Abluftanlagen eignen sich für die Altbausanierung bis zum Niedrigenergiehausstandard. Für die meisten zu modernisierenden Altbauten ist diese Variante lüftungstechnisch und energetisch eine gute Lösung, die der Lüftungsnorm Genüge tut. Sinnvoll ist ihr Einsatz zum Beispiel in Räumen mit hoher Luftfeuchtigkeit. In der Regel werden die dezentralen Lüftungsgeräte neben dem Fenster oder im Bereich der Fensterbank montiert. Dezentrale Zu- und Abluftgeräte gibt es auch mit Wärmerückgewinnung. Dabei entzieht ein Wärmetauscher der Abluft einen Großteil ihrer Wärme und heizt damit die einströmende Außenluft auf.

Zentrale Lüftungsanlagen saugen ebenfalls die verbrauchte Luft mit einem Ventilator aus den Feuchträumen. Gleichzeitig leitet ein zweiter Ventilator Außenluft über Luftkanäle in die Wohn- und Schlafräume. Ist eine solche Anlage mit einem Wärmetauscher ausgestattet, spart sie viel Energie. Je nach Effizienz und Lüftungsverhalten sind Wirkungsgrade von bis zu 95 Prozent möglich. Damit kann die Außenluft fast die gesamte Wärme aus der Abluft aufnehmen, die teuer produzierte Heizenergie bleibt in der Wohnung. Die temperierte Zuluft ist fast so warm wie die Raumtemperatur. Das spart nicht Energie und erhöht die sogenannte thermische Behaglichkeit. Allerdings müssen diese Geräte regelmäßig gewartet werden, weil sie mikrobiologisch verunreinigen. Auch die Filter, die Schmutz, Staub und Pollen aus der Außenluft ferngehalten, müssen regelmäßig getauscht werden.

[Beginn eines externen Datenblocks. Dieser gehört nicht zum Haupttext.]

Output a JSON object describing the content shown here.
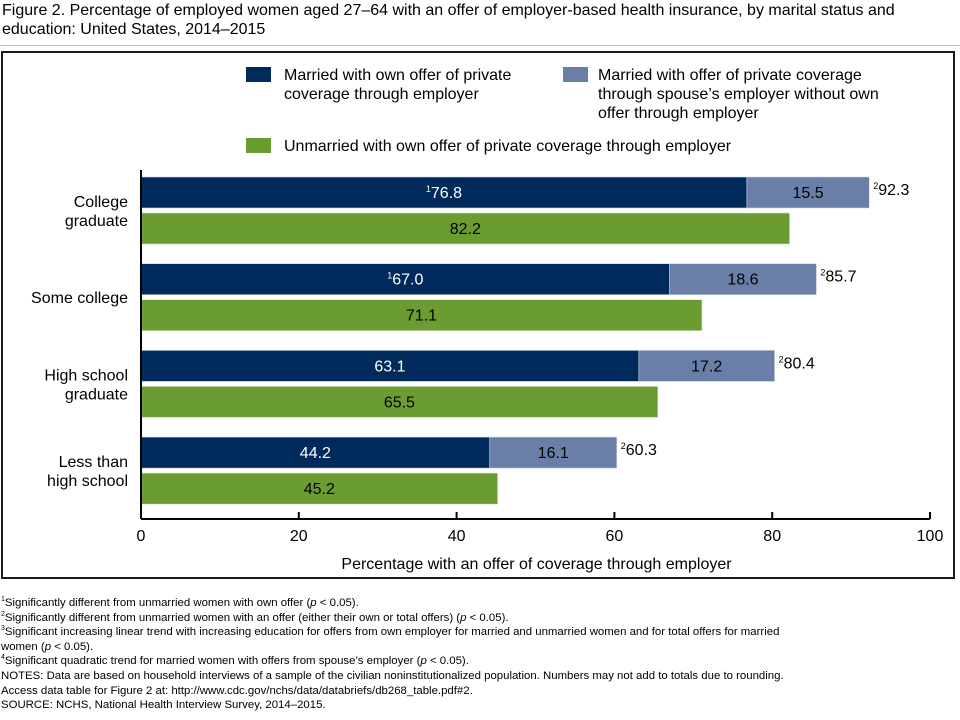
{
  "title": "Figure 2. Percentage of employed women aged 27–64 with an offer of employer-based health insurance, by marital status and education: United States, 2014–2015",
  "colors": {
    "married_own": "#002a5c",
    "married_spouse": "#6a7fa8",
    "unmarried_own": "#6b9c32",
    "frame": "#1a1a1a"
  },
  "legend": [
    {
      "key": "married_own",
      "label_lines": [
        "Married with own offer of private",
        "coverage through employer"
      ]
    },
    {
      "key": "married_spouse",
      "label_lines": [
        "Married with offer of private coverage",
        "through spouse’s employer without own",
        "offer through employer"
      ]
    },
    {
      "key": "unmarried_own",
      "label_lines": [
        "Unmarried with own offer of private coverage through employer"
      ]
    }
  ],
  "chart_data": {
    "type": "bar",
    "orientation": "horizontal",
    "stacked_married": true,
    "title": "Figure 2. Percentage of employed women aged 27–64 with an offer of employer-based health insurance, by marital status and education: United States, 2014–2015",
    "xlabel": "Percentage with an offer of coverage through employer",
    "ylabel": "",
    "xlim": [
      0,
      100
    ],
    "xticks": [
      0,
      20,
      40,
      60,
      80,
      100
    ],
    "grid": false,
    "legend_position": "top",
    "categories": [
      {
        "label_lines": [
          "College",
          "graduate"
        ]
      },
      {
        "label_lines": [
          "Some college"
        ]
      },
      {
        "label_lines": [
          "High school",
          "graduate"
        ]
      },
      {
        "label_lines": [
          "Less than",
          "high school"
        ]
      }
    ],
    "series": [
      {
        "name": "Married with own offer of private coverage through employer",
        "key": "married_own",
        "values": [
          76.8,
          67.0,
          63.1,
          44.2
        ],
        "labels": [
          "76.8",
          "67.0",
          "63.1",
          "44.2"
        ],
        "label_superscripts": [
          "1",
          "1",
          "",
          ""
        ]
      },
      {
        "name": "Married with offer of private coverage through spouse’s employer without own offer through employer",
        "key": "married_spouse",
        "values": [
          15.5,
          18.6,
          17.2,
          16.1
        ],
        "labels": [
          "15.5",
          "18.6",
          "17.2",
          "16.1"
        ],
        "label_superscripts": [
          "",
          "",
          "",
          ""
        ]
      },
      {
        "name": "Unmarried with own offer of private coverage through employer",
        "key": "unmarried_own",
        "values": [
          82.2,
          71.1,
          65.5,
          45.2
        ],
        "labels": [
          "82.2",
          "71.1",
          "65.5",
          "45.2"
        ],
        "label_superscripts": [
          "",
          "",
          "",
          ""
        ]
      }
    ],
    "married_totals": {
      "values": [
        92.3,
        85.7,
        80.4,
        60.3
      ],
      "labels": [
        "92.3",
        "85.7",
        "80.4",
        "60.3"
      ],
      "label_superscripts": [
        "2",
        "2",
        "2",
        "2"
      ]
    }
  },
  "footnotes": [
    {
      "sup": "1",
      "text": "Significantly different from unmarried women with own offer (",
      "italic": "p",
      "after": " < 0.05)."
    },
    {
      "sup": "2",
      "text": "Significantly different from unmarried women with an offer (either their own or total offers) (",
      "italic": "p",
      "after": " < 0.05)."
    },
    {
      "sup": "3",
      "text": "Significant increasing linear trend with increasing education for offers from own employer for married and unmarried women and for total offers for married",
      "italic": "",
      "after": ""
    },
    {
      "sup": "",
      "text": "women (",
      "italic": "p",
      "after": " < 0.05)."
    },
    {
      "sup": "4",
      "text": "Significant quadratic trend for married women with offers from spouse’s employer (",
      "italic": "p",
      "after": " < 0.05)."
    }
  ],
  "notes": "NOTES: Data are based on household interviews of a sample of the civilian noninstitutionalized population. Numbers may not add to totals due to rounding.",
  "access": "Access data table for Figure 2 at: http://www.cdc.gov/nchs/data/databriefs/db268_table.pdf#2.",
  "source": "SOURCE: NCHS, National Health Interview Survey, 2014–2015."
}
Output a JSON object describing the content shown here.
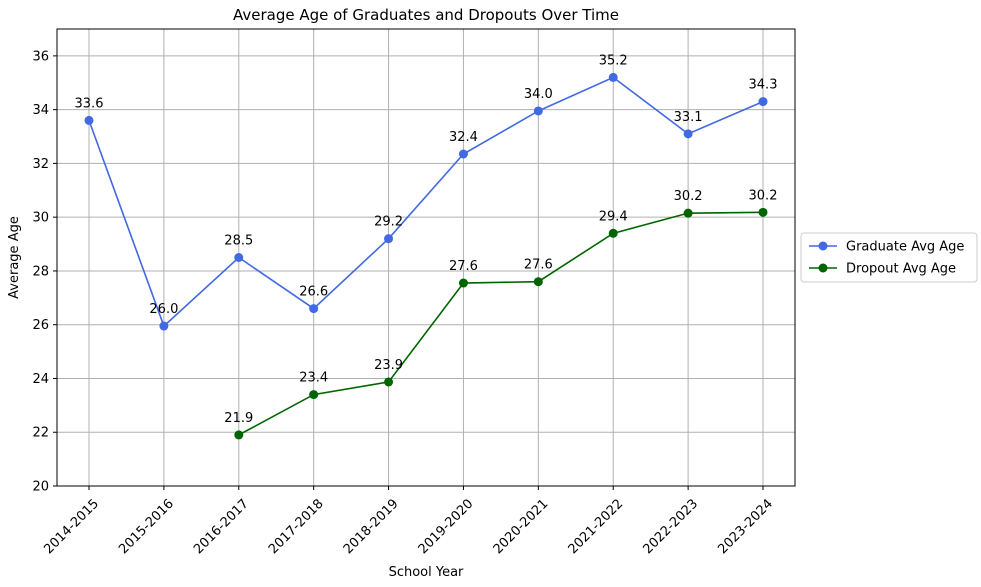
{
  "chart_data": {
    "type": "line",
    "title": "Average Age of Graduates and Dropouts Over Time",
    "xlabel": "School Year",
    "ylabel": "Average Age",
    "categories": [
      "2014-2015",
      "2015-2016",
      "2016-2017",
      "2017-2018",
      "2018-2019",
      "2019-2020",
      "2020-2021",
      "2021-2022",
      "2022-2023",
      "2023-2024"
    ],
    "ylim": [
      20,
      37
    ],
    "yticks": [
      20,
      22,
      24,
      26,
      28,
      30,
      32,
      34,
      36
    ],
    "grid": true,
    "legend_position": "right",
    "series": [
      {
        "name": "Graduate Avg Age",
        "color": "#4169e1",
        "values": [
          33.6,
          25.95,
          28.5,
          26.6,
          29.2,
          32.35,
          33.95,
          35.2,
          33.1,
          34.3
        ],
        "labels": [
          "33.6",
          "26.0",
          "28.5",
          "26.6",
          "29.2",
          "32.4",
          "34.0",
          "35.2",
          "33.1",
          "34.3"
        ]
      },
      {
        "name": "Dropout Avg Age",
        "color": "#006400",
        "values": [
          null,
          null,
          21.9,
          23.4,
          23.87,
          27.55,
          27.6,
          29.4,
          30.15,
          30.18
        ],
        "labels": [
          "",
          "",
          "21.9",
          "23.4",
          "23.9",
          "27.6",
          "27.6",
          "29.4",
          "30.2",
          "30.2"
        ]
      }
    ]
  }
}
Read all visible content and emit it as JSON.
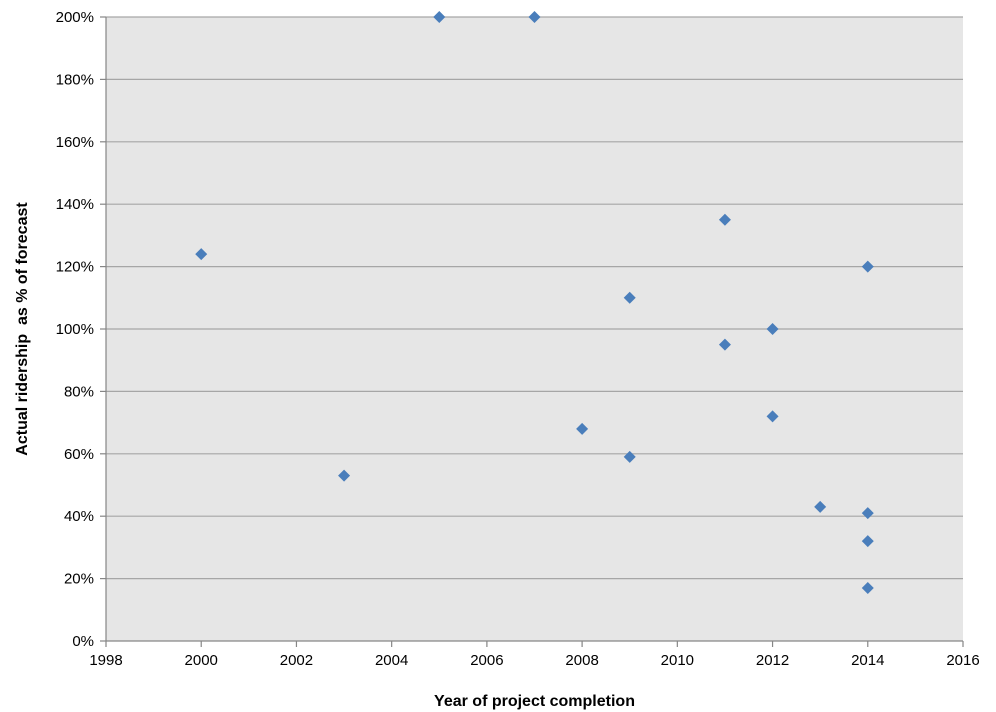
{
  "chart_data": {
    "type": "scatter",
    "title": "",
    "xlabel": "Year of project completion",
    "ylabel": "Actual ridership  as % of forecast",
    "xlim": [
      1998,
      2016
    ],
    "ylim": [
      0,
      200
    ],
    "x_ticks": [
      1998,
      2000,
      2002,
      2004,
      2006,
      2008,
      2010,
      2012,
      2014,
      2016
    ],
    "x_tick_labels": [
      "1998",
      "2000",
      "2002",
      "2004",
      "2006",
      "2008",
      "2010",
      "2012",
      "2014",
      "2016"
    ],
    "y_ticks": [
      0,
      20,
      40,
      60,
      80,
      100,
      120,
      140,
      160,
      180,
      200
    ],
    "y_tick_labels": [
      "0%",
      "20%",
      "40%",
      "60%",
      "80%",
      "100%",
      "120%",
      "140%",
      "160%",
      "180%",
      "200%"
    ],
    "grid": "horizontal",
    "legend": "none",
    "marker": "diamond",
    "colors": {
      "marker": "#4a7ebb",
      "plot_background": "#e6e6e6",
      "gridline": "#a6a6a6",
      "axis": "#868686"
    },
    "points": [
      {
        "x": 2000,
        "y": 124
      },
      {
        "x": 2003,
        "y": 53
      },
      {
        "x": 2005,
        "y": 200
      },
      {
        "x": 2007,
        "y": 200
      },
      {
        "x": 2008,
        "y": 68
      },
      {
        "x": 2009,
        "y": 110
      },
      {
        "x": 2009,
        "y": 59
      },
      {
        "x": 2011,
        "y": 135
      },
      {
        "x": 2011,
        "y": 95
      },
      {
        "x": 2012,
        "y": 100
      },
      {
        "x": 2012,
        "y": 72
      },
      {
        "x": 2013,
        "y": 43
      },
      {
        "x": 2014,
        "y": 120
      },
      {
        "x": 2014,
        "y": 41
      },
      {
        "x": 2014,
        "y": 32
      },
      {
        "x": 2014,
        "y": 17
      }
    ]
  }
}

Immer mehr Wohnungsunternehmen und Eigentümergemeinschaften setzen bei energetischen Maßnahmen an der Gebäudehülle auf kontrollierte Wohnungslüftung, weil sie das Risiko langwieriger Prozesse mit ungewissem Ausgang wegen Schimmel minimieren wollen. Da ist es kein Wunder, dass der Markt für Wohnraumlüftungen wächst. Trotz des gesamtwirtschaftlich schwierigen Umfelds und der Eurokrise betrug das akkumulierte Wachstum im Jahr 2012 in Deutschland 17,6 Prozent.